The Birney Lab is the national home for research in Archaeo-Ecophysiology,
a new field at the nexus of chemistry, archaeology, philology and environmental science.
What is Archaeo-Ecophysiology?
Ecophysiology is the study of how plants respond to their environments, whether producing chemical compounds to fight off insects, adapting growth rates to manage drought, changing the color of their flowers to attract different pollinators.
Archaeo-Ecophysiology is the study of how ancient plants responded to their original growing environments in the past.
Traditional or indigenous cultivation practices can offer models for how to grow plants in more sustainable ways, or how to use natural methods to grow plants that are more medically potent, more aromatic, more nutritious, or more resilient in the face of climate stress. Our lab uses environmental archaeology, ecophysiology, and ancient texts of the Mediterranean world to reconstruct the landscapes identified as core production areas for key botanical commodities, like crops, perfumes and medicines, decorative or ritual plants. In the lab and greenhouse, we then experimentally assess the ways in which these microclimates, cultivation and post-harvest strategies affected the plants in widespread use in antiquity. We study resiliency traits of crop species and model the ways in which microclimate can affect the phytochemistry — i.e., the potency and efficacy — of ancient medicinal and aromatic plants. Our work provides insight into ancient economies, cultivation methods and cultural practices, and considers their implications for sustainable ecological practices in the present.
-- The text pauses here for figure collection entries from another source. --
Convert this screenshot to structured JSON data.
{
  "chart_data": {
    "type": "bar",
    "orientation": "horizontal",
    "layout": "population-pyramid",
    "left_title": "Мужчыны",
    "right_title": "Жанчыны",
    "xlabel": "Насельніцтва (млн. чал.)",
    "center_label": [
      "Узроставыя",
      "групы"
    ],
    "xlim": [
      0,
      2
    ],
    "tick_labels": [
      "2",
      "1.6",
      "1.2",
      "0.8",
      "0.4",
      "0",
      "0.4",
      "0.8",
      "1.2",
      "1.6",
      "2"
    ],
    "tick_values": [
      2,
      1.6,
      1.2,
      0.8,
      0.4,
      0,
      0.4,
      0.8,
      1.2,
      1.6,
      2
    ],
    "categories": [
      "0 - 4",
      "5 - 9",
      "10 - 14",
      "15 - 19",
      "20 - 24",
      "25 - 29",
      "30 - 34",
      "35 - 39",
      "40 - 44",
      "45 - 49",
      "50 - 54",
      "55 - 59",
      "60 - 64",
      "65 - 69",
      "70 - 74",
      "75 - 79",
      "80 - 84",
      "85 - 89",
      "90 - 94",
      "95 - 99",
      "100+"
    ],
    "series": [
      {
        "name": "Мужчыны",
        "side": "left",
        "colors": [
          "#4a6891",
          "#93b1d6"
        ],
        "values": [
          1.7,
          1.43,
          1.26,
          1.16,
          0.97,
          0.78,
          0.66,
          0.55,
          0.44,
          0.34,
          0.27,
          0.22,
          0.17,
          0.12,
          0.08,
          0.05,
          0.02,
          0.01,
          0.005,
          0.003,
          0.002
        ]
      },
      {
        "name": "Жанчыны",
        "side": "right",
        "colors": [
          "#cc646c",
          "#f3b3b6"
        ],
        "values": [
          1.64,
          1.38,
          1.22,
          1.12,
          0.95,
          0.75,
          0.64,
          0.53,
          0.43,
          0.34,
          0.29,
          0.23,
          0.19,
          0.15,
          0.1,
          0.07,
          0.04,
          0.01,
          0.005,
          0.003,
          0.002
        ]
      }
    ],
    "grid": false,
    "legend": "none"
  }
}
Our experimental designs are structured so that our results generate data that can be actively applied by agricultural scientists and farmers in the present day.
Birney Lab is also working to improve methodologies for the interpretation of archaeological organic residues. Archaeological residues often document plant species that are otherwise largely absent from the archaeological record, and thus are an important data source for environmental reconstructions.
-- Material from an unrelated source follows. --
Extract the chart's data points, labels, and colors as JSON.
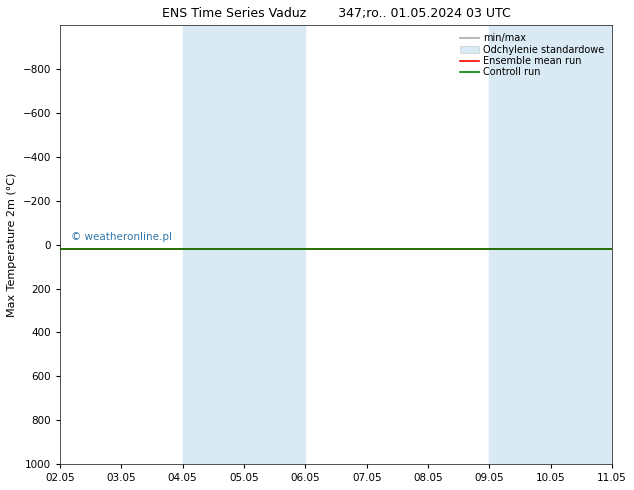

Birney Lab research is supported by grants from the National Science Foundation, the Andrew W. Mellon Foundation, the Yale Planetary Solutions Fund, and grants from Wesleyan University. All projects make use of Wesleyan’s robust research infrastructure through partnership with Chemistry’s Advanced Integrated Lab, and incorporates student researchers from Archaeology, Biology, Chemistry, College of the Environment, Molecular Biology and Biochemistry, and Classical Studies.